The Alarm Context Tool (ACT) enhances AWS CloudWatch Alarms by providing additional context to aid in troubleshooting and analysis. By leveraging AWS services such as Lambda, CloudWatch, X-Ray, and Amazon Bedrock, this solution aggregates and analyzes metrics, logs, and traces to generate meaningful insights. Using generative AI capabilities from Amazon Bedrock, it summarizes findings, identifies potential root causes, and offers relevant documentation links to help operators resolve issues more efficiently.
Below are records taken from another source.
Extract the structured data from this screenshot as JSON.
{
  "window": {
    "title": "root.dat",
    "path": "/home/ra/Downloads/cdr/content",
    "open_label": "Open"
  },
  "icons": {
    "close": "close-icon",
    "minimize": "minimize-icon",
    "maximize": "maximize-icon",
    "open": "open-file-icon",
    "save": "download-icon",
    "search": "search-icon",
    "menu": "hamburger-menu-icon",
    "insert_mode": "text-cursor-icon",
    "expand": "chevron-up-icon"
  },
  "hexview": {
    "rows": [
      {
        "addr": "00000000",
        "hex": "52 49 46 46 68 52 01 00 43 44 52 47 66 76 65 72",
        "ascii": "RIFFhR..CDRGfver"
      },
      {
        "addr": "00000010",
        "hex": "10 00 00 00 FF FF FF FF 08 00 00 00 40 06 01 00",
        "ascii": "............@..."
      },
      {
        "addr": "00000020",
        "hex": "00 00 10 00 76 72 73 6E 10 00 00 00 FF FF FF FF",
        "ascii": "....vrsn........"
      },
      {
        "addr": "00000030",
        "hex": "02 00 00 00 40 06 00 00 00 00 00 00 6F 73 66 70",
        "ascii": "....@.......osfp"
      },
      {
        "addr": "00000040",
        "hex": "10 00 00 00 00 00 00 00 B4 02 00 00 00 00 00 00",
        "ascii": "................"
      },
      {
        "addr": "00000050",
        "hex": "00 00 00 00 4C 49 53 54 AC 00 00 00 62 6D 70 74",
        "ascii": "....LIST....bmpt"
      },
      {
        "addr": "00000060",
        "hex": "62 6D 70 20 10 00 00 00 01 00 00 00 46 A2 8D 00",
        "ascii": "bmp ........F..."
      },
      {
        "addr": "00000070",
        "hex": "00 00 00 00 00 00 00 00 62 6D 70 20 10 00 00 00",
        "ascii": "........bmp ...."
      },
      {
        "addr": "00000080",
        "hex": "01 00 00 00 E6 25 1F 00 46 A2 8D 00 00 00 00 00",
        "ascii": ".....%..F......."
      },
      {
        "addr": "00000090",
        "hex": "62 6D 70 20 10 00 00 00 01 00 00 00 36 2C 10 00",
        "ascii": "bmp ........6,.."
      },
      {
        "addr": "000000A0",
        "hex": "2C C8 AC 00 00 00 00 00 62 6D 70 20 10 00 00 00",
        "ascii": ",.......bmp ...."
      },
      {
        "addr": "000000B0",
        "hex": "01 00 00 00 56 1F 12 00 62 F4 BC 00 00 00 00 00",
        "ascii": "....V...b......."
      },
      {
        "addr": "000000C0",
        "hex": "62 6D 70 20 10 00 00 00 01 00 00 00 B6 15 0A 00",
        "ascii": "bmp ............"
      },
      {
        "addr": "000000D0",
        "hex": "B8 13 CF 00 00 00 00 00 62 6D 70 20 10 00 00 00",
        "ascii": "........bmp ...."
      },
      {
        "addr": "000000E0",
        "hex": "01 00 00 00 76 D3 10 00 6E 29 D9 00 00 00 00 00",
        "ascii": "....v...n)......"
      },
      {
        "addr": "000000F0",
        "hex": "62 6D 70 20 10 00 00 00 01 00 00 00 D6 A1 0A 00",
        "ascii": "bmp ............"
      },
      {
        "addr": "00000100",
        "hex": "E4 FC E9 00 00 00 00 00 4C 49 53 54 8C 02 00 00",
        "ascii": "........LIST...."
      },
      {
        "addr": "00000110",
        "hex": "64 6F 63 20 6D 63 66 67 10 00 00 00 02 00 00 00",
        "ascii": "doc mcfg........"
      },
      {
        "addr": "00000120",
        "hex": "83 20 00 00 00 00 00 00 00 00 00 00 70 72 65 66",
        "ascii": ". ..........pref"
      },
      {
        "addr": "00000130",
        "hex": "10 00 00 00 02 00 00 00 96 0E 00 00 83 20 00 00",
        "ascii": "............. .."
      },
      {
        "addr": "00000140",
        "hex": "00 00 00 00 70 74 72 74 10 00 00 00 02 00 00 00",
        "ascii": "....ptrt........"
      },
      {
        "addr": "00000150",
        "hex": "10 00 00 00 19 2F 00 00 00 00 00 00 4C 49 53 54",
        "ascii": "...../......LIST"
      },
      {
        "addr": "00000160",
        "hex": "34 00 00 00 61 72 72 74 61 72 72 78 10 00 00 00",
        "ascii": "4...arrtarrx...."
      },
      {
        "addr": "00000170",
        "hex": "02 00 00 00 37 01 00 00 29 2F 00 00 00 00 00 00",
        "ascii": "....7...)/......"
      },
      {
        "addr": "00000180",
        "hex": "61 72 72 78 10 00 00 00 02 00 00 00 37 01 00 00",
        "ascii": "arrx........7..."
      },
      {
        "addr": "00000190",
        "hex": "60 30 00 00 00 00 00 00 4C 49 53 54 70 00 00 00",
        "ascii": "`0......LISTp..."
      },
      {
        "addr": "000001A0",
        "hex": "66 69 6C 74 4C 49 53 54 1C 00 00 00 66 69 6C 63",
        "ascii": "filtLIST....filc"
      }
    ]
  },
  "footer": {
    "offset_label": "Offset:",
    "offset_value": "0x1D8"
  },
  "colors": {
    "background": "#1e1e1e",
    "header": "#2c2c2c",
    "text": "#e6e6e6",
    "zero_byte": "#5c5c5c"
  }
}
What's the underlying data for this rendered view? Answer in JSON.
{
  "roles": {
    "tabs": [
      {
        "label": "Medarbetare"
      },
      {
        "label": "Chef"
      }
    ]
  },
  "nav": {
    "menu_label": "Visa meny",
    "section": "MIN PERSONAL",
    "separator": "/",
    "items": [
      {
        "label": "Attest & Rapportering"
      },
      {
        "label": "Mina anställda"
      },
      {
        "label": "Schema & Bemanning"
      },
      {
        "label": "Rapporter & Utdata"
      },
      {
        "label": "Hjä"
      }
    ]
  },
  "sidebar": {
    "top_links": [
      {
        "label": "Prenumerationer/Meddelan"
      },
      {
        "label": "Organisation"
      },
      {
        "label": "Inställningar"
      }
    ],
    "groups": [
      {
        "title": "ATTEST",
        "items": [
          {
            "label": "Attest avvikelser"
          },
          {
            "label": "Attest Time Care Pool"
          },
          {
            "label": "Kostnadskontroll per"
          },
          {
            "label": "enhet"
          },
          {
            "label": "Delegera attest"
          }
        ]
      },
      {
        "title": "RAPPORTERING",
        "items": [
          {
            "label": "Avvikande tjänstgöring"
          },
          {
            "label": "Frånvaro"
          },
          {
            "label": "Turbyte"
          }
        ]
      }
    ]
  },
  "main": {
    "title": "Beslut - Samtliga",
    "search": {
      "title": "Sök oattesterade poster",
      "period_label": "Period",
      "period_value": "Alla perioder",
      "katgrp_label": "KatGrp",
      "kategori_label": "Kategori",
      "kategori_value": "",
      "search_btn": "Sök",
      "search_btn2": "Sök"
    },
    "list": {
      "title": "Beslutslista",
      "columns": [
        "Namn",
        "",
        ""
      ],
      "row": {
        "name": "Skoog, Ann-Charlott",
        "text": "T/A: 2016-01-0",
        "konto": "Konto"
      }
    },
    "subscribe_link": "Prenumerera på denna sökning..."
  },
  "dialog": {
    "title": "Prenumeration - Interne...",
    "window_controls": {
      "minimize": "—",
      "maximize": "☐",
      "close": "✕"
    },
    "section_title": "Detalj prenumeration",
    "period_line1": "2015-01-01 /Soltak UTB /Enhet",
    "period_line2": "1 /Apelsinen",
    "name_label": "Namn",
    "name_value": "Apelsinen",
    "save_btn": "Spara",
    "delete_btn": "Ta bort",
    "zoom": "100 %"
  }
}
The implementation is designed for easy deployment and integration into existing observability pipelines, significantly reducing response times and improving root cause analysis.

• Dependencies
• Prerequisites
• Setup
• Deployment
• Usage
• Creating a New Handler
• Testing
• Environment Variables
• Available Functions
• Security
• License

1. AWS CLI configured with appropriate permissions.
2. Python 3.12 or later if you plan to use your IDE to detect problems in the code.
3. AWS SAM CLI for deployment.
4. Access to Anthropic Bedrock foundation models
   • Supports Anthropic Claude Models:
     • Anthropic Claude Instant v1.2
     • Anthropic Claude 2 v2
     • Anthropic Claude 2 v2.1
     • Anthropic Claude 3 Sonnet
     • Anthropic Claude 3 Haiku
     • Anthropic Claude 3 Opus
5. Verified identity in Amazon SES

• markdown
• boto3
• pandas
• dnspython
• PyYAML
• cfn_flip

1. Clone the repository:

   git clone https://github.com/aws-samples/alarm-context-tool
   cd alarm-context-tool

2. Install dependencies if you plan to use your IDE to detect problems in the code:

   pip install -r ./dependencies_layer/requirements.txt
   pip install aws_lambda_powertools 

3. For some regions, you may need to change the layer version for Lambda Insights after the colon in template.yaml. See https://docs.aws.amazon.com/AmazonCloudWatch/latest/monitoring/Lambda-Insights-extension-versionsx86-64.html.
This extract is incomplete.